0 New

22 January 2012

Who's Afraid of Brooklyn Bridge Park?

Roman Polanski's new film Carnage starts with a fight between two 11-year-old boys, but it is the boys' parents behaviour that becomes increasingly childish as the film progresses. Carnage is a middle-class farce--a comedy of ill manners--adapted for the screen by Polanski with Yasmina Reza, based on the latter's play, and with strong performances from the four lead actors (Jodie Foster, Kate Winslet, Christoph Waltz and John C. Reilly). Apart from a distant shot of then boys' fight in Brooklyn Bridge Park at the beginning and a similar shot at the end, the entire film takes place in the apartment of one set of parents, which makes sense given that the film was adapted by Polanski and Yasmina Reza from Reza's play Le Dieu du Carnage. Carnage is very funny but it's also very uncomfortable to watch in places as relations between the two couples rapidly deteriorate.

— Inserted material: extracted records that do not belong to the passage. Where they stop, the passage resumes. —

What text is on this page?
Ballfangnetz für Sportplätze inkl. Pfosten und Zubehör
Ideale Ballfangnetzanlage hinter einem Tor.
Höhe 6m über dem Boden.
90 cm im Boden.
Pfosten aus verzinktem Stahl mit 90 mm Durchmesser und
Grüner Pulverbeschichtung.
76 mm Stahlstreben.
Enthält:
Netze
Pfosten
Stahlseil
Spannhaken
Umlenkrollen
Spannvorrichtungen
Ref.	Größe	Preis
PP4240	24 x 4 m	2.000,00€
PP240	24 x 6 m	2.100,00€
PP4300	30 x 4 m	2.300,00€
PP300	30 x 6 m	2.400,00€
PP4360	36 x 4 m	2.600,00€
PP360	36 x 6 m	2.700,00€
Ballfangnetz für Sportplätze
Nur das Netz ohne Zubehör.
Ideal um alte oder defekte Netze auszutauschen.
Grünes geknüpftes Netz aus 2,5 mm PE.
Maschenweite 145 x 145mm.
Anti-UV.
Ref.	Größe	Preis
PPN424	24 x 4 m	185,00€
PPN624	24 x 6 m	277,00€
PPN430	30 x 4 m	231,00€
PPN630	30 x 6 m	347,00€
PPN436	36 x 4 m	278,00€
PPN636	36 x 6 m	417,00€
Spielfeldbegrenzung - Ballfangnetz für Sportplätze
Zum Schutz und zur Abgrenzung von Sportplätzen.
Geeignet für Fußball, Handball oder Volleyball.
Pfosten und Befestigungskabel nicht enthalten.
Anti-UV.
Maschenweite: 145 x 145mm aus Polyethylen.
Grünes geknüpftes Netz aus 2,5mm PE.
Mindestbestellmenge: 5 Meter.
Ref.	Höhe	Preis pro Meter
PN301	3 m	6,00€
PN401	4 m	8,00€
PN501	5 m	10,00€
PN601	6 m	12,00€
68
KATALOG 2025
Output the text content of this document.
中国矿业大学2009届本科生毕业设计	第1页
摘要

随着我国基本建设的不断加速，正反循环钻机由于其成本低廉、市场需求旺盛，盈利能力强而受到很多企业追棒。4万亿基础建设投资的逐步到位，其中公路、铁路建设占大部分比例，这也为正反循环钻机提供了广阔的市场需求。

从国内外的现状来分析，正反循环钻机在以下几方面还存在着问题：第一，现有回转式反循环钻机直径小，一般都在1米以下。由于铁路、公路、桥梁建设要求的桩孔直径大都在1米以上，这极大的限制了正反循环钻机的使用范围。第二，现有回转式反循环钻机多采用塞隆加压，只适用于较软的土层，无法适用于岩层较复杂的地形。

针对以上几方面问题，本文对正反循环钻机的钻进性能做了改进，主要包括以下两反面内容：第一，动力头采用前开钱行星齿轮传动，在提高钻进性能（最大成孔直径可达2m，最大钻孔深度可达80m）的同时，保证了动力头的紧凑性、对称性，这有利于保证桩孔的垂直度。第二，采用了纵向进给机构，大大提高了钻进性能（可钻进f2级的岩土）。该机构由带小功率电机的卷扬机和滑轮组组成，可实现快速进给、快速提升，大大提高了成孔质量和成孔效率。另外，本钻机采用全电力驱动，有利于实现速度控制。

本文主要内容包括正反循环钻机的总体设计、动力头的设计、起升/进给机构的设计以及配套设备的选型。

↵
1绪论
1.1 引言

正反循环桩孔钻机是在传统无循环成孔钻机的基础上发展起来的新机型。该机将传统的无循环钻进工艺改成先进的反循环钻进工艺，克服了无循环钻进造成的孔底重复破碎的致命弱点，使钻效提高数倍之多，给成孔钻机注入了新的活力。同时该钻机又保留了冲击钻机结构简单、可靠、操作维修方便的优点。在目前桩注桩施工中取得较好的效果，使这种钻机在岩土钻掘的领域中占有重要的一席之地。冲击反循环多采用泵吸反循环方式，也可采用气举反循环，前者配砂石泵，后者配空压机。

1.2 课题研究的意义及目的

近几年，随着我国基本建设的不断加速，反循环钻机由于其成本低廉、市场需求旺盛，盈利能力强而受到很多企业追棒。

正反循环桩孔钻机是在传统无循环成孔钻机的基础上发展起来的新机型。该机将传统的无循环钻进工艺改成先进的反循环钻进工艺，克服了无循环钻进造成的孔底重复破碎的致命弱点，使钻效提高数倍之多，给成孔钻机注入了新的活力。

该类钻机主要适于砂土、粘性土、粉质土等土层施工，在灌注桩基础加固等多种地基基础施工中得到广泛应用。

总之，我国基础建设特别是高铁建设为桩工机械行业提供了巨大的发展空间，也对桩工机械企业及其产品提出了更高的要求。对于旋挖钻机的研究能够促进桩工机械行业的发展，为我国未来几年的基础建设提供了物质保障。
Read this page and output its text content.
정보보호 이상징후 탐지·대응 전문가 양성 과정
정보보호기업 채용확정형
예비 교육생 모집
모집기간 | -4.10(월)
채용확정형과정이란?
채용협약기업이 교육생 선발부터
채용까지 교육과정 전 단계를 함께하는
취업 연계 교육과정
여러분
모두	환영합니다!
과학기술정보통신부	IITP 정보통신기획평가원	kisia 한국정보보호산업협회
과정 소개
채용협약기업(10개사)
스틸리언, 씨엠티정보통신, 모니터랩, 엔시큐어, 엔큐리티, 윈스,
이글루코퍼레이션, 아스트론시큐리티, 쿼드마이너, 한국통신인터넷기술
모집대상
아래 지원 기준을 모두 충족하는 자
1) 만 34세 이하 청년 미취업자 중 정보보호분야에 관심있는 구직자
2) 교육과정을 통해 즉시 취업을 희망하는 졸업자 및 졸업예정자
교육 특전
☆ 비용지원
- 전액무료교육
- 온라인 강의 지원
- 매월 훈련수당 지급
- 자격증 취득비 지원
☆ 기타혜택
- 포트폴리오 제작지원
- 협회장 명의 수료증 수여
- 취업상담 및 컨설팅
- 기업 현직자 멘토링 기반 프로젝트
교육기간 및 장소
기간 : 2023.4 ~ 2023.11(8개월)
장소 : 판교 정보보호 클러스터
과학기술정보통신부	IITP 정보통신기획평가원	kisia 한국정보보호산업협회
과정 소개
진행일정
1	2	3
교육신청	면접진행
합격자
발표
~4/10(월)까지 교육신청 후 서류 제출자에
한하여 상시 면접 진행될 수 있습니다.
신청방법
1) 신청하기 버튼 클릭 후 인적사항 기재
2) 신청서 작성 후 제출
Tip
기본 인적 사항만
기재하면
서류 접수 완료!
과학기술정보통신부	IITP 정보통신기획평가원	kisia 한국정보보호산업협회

As Carnage opens, Penelope Longstreet (Foster) is typing an official document on her computer, aided by her husband Michael (Reilly) and by Nancy (Winslet) and Alan (Waltz) Cowan. The Cowans' son Zachary has, it seems, hit Ethan Longstreet with a stick, knocking out a couple of teeth. The parents think they are doing the right thing by talking things over among themselves rather than, say, issuing lawsuits, but they can't even agree on the right verbs to use in the document ("armed with a stick" vs "carrying a stick" is debated). Still, Penelope seems to think she is doing the Longstreets a favour by being so tolerant and forgiving. The couples don't have much in common. Nancy is an investment banker and her husband works in big pharma and fields a call on his BlackBerry about once every three minutes for the duration; Michael, meanwhile, owns some kind of hardware store and Penelope is an art-loving writer. The Cowans can't wait to leave but every time they try to do so (sometimes making it as far as the hallway), they end up starting--or being drawn into--another "discussion" with the Longstreets.

Tensions rise, apple and pear cobbler is consumed, accusations are made, expensive scotch is drunk and the BlackBerry is broken. And that's before we get to the projectile vomiting! At times, there seem to be temporary peace treaties; other times, the men ally together against the women. In any case, the sense of a proportionate reaction to a small fight between their sons is lost early in the film and the rest is taken up with four conflicting personalities, who can't help but desire to defeat and destroy one another. Carnage is reminiscent of Who's Afraid of Virginia Wolf? in this respect.

This film could have been a fairly sharp, funny, sort of interesting perspective on the mores of modern, middle-class American, but the chemistry between the four main cast members really take Carnage up a notch. Waltz, as the big pharma director who has more important things to deal with than worry about whether his son was right to hit another kid (namely a nascent PR crisis), and Foster, who plays the sanctimonious mother who wants to be seen to be easy-going and tolerant but who is actually incredibly martyred and uptight, are the stand-outs. But Winslet, whose character really comes into her own after the scotch has been brought out, is also very funny.